Un hombre cruzaba el río con su burro. Vendía sacos de sal en el mercado. Cada día, al terminar el trabajo, el hombre le agradecía al burro su labor:
— Gracias, amigo, por tu esfuerzo. Sin ti no podría mantener a mi familia.
El burro movía las orejas orgulloso. Se sentía importante.
Un día, mientras cruzaban el río, el burro tropezó y cayó al agua. Los sacos de sal se mojaron, y parte de la sal se disolvió. Al levantarse, el burro notó que todo pesaba menos. Y pensó:
— ¡Qué maravilla! Si me caigo cada vez, no tendré que esforzarme tanto.
Desde aquel día el burro empezó a fingir caídas en el río. Cada vez se decía a si mismo:
—¡Eso es! Menos peso, menos esfuerzo.
El hombre notó que algo iba mal. Cuando vendía la sal, obtenía menos de lo esperado. Tenía menos ganancias. Y reflexionó:
— No puedo permitir que esto siga así. Cada caída del burro me cuesta mucho dinero. Se le ha convertido en una manía. Tengo que darle una lección a mi amigo.
Al día siguiente, el hombre cargó los sacos como siempre, pero esta vez añadió tela en algunos de ellos.
Cuando cruzaban el río, el burro cayó a propósito y dijo con una risita:
— ¡Una vez más, más ligero! ¡Soy el mejor!

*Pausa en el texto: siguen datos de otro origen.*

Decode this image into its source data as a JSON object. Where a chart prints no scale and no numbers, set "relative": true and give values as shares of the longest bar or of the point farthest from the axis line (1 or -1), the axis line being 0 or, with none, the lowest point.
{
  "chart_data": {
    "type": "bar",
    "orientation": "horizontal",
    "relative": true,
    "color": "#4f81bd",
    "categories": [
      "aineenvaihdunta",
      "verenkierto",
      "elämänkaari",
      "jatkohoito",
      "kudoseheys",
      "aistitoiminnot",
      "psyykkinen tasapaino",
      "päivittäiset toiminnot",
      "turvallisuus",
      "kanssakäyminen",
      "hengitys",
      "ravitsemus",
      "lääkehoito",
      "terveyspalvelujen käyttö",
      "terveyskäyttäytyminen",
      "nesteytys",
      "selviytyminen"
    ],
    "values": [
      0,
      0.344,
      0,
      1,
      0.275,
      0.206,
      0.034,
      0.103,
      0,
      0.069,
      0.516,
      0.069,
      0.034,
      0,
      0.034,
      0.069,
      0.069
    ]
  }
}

Las telas se empaparon de agua y se volvieron más pesadas. Al levantarse el burro notó que los sacos pesaban como piedras y gruñó:
— ¿Qué pasa? ¡Esto pesa más que nunca!
El hombre, que lo miraba de cerca con una sonrisa sabia, le dijo:
— Los trucos pueden ayudarte un momento, pero el trabajo honesto es el que te lleva lejos.
El burro entendió la lección y nunca más intentó engañar. Desde aquel día cruzaba el río con cuidado. Al final de cada día el hombre le decía:
—Así me gusta, compañero. ¡Juntos y, con esfuerzo, somos imparables!